Red Harris #podcast review

I remember the first episode of Revolutionary Left Radio that I listened to. It was released on May 31, 2020, six days after the murder of George Floyd, entitled “America on Fire.” It is 38 minutes of white- hot revolutionary anger spit like fire from the mouth of Brett O’Shea, the host of the show, who primarily conducts interviews with radicals from a global range of backgrounds and interests, engaged in every struggle being waged by the international left today: from Wobblies in the US to Palestinian activists in the West Bank and Naxalite militants in India.

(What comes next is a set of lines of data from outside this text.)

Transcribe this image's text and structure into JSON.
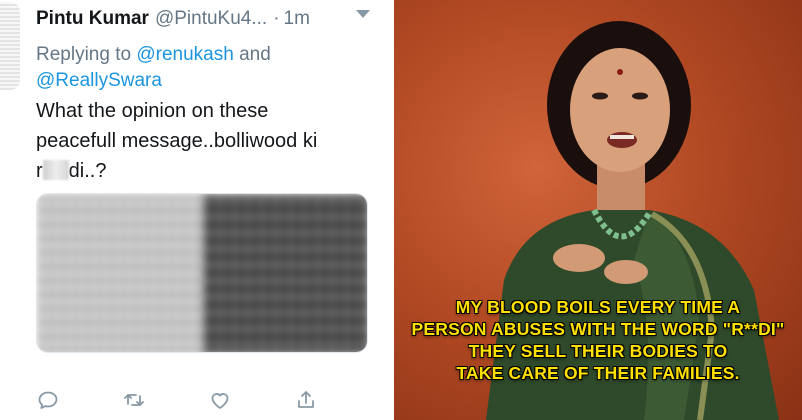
{
  "tweet": {
    "display_name": "Pintu Kumar",
    "handle": "@PintuKu4...",
    "time_separator": "·",
    "time": "1m",
    "reply_prefix": "Replying to",
    "reply_mentions": [
      "@renukash",
      "@ReallySwara"
    ],
    "reply_conjunction": "and",
    "text_lines": [
      "What the opinion on these",
      "peacefull message..bolliwood ki"
    ],
    "text_last_start": "r",
    "text_last_end": "di..?",
    "actions": [
      "reply-icon",
      "retweet-icon",
      "like-icon",
      "share-icon"
    ],
    "colors": {
      "name": "#14171a",
      "secondary": "#657786",
      "link": "#1b95e0"
    }
  },
  "video": {
    "caption_lines": [
      "MY BLOOD BOILS EVERY TIME A",
      "PERSON ABUSES WITH THE WORD \"R**DI\"",
      "THEY SELL THEIR BODIES TO",
      "TAKE CARE OF THEIR FAMILIES."
    ],
    "caption_color": "#ffe000",
    "background_color": "#b24a24"
  }
}
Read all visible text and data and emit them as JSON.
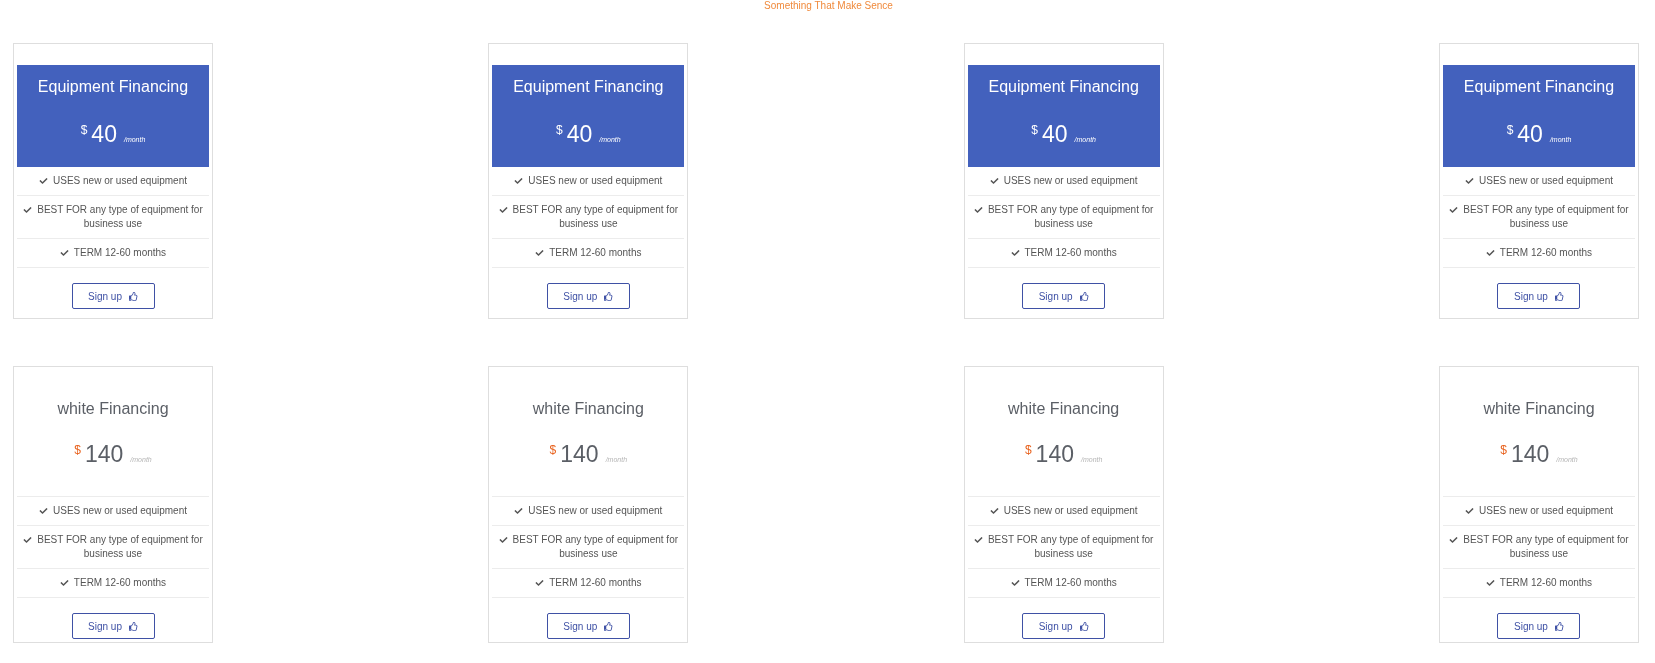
{
  "heading": "Something That Make Sence",
  "plans": [
    {
      "kind": "featured",
      "title": "Equipment Financing",
      "currency": "$",
      "amount": "40",
      "period": "/month",
      "features": [
        "USES new or used equipment",
        "BEST FOR any type of equipment for business use",
        "TERM 12-60 months"
      ],
      "button": "Sign up"
    },
    {
      "kind": "featured",
      "title": "Equipment Financing",
      "currency": "$",
      "amount": "40",
      "period": "/month",
      "features": [
        "USES new or used equipment",
        "BEST FOR any type of equipment for business use",
        "TERM 12-60 months"
      ],
      "button": "Sign up"
    },
    {
      "kind": "featured",
      "title": "Equipment Financing",
      "currency": "$",
      "amount": "40",
      "period": "/month",
      "features": [
        "USES new or used equipment",
        "BEST FOR any type of equipment for business use",
        "TERM 12-60 months"
      ],
      "button": "Sign up"
    },
    {
      "kind": "featured",
      "title": "Equipment Financing",
      "currency": "$",
      "amount": "40",
      "period": "/month",
      "features": [
        "USES new or used equipment",
        "BEST FOR any type of equipment for business use",
        "TERM 12-60 months"
      ],
      "button": "Sign up"
    },
    {
      "kind": "plain",
      "title": "white Financing",
      "currency": "$",
      "amount": "140",
      "period": "/month",
      "features": [
        "USES new or used equipment",
        "BEST FOR any type of equipment for business use",
        "TERM 12-60 months"
      ],
      "button": "Sign up"
    },
    {
      "kind": "plain",
      "title": "white Financing",
      "currency": "$",
      "amount": "140",
      "period": "/month",
      "features": [
        "USES new or used equipment",
        "BEST FOR any type of equipment for business use",
        "TERM 12-60 months"
      ],
      "button": "Sign up"
    },
    {
      "kind": "plain",
      "title": "white Financing",
      "currency": "$",
      "amount": "140",
      "period": "/month",
      "features": [
        "USES new or used equipment",
        "BEST FOR any type of equipment for business use",
        "TERM 12-60 months"
      ],
      "button": "Sign up"
    },
    {
      "kind": "plain",
      "title": "white Financing",
      "currency": "$",
      "amount": "140",
      "period": "/month",
      "features": [
        "USES new or used equipment",
        "BEST FOR any type of equipment for business use",
        "TERM 12-60 months"
      ],
      "button": "Sign up"
    }
  ]
}
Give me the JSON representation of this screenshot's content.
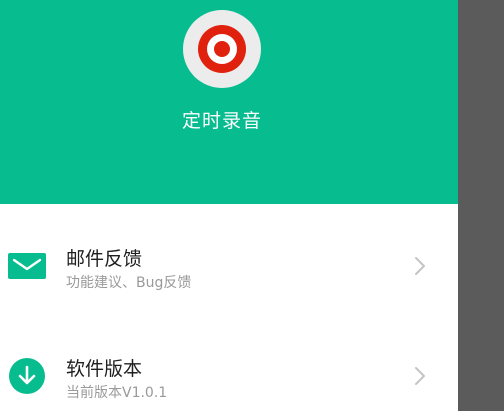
{
  "header": {
    "app_title": "定时录音",
    "background_color": "#07bc8f",
    "logo_icon": "record-target-icon",
    "logo_color": "#e0210d"
  },
  "menu": {
    "items": [
      {
        "title": "邮件反馈",
        "subtitle": "功能建议、Bug反馈",
        "icon": "mail-icon"
      },
      {
        "title": "软件版本",
        "subtitle": "当前版本V1.0.1",
        "icon": "download-icon"
      }
    ]
  },
  "colors": {
    "accent": "#07bc8f",
    "scrim": "#5b5b5b"
  }
}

The episode in question is unique, however, for being one of just a few monologues in the podcast’s catalogue. Instead of the usual interview, Brett takes us along on an impassioned tirade in which no stone is left unturned, lambasting every assumption and principle underpinning the ideologies and institutions which led to the murder of George Floyd and that of countless other BIPOC people in recent years and throughout American history—a history which, as Brett leads us to understand, has always been based on systems of power which fundamentally uphold white supremacy and capitalism (two sides of the same coin). Articulate, compassionate, and atremble with a revolutionary indignation that would make Che Guevara proud, Brett ends this episode’s long diatribe with an appeal that characterizes all his work. He asks that his listeners strive to uphold and live a politics of compassion and care even in the face of reaction and hate. It is a simple and sensible sentiment which, nevertheless, is sometimes forgotten by an embittered and jaded left. The same feeling is echoed throughout even the less overtly political episodes of the podcast, such as those discussing psychedelics, spirituality, philosophy, and ecology. Even when discussing the virtues of meditation or the principles and history of Sufism, there is always an undercurrent of the same compassion and love that makes Revolutionary Left Radio an inspirational joy to listen to. Frequently, the insight and compassion of the radicals that Brett works with on the show are just as moving.

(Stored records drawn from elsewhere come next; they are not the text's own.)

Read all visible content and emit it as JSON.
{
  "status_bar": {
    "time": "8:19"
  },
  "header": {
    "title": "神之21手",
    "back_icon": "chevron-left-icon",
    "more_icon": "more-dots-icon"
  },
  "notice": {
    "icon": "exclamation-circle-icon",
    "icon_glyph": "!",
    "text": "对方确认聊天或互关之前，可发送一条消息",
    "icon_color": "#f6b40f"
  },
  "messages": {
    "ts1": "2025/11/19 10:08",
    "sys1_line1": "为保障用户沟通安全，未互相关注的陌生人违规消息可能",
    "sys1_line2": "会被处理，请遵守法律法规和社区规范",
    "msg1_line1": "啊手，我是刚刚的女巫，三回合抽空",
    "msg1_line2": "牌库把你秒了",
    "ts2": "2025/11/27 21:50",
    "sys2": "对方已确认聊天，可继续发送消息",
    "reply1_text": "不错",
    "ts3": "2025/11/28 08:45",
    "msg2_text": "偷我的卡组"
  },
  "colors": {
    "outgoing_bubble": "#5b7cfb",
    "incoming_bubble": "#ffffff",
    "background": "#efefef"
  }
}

The George Floyd protests in Portland began on May 28. I was there on the first night, when we gathered in Peninsula Park and marched downtown to the Justice Center, where the pigs were out in force, decked out in tactical gear, flashbangs and tear gas at the ready. Over the following days and weeks, as the heat increased in Portland and across the nation in response to the cold calculus of a brutal system (working just as designed) that executes its BIPOC citizens with impunity, I would carry with me in the streets and in my home Brett O’Shea’s appeal to revolutionary love that rung in my ears and resounded in my heart. A year and a half later, it still does.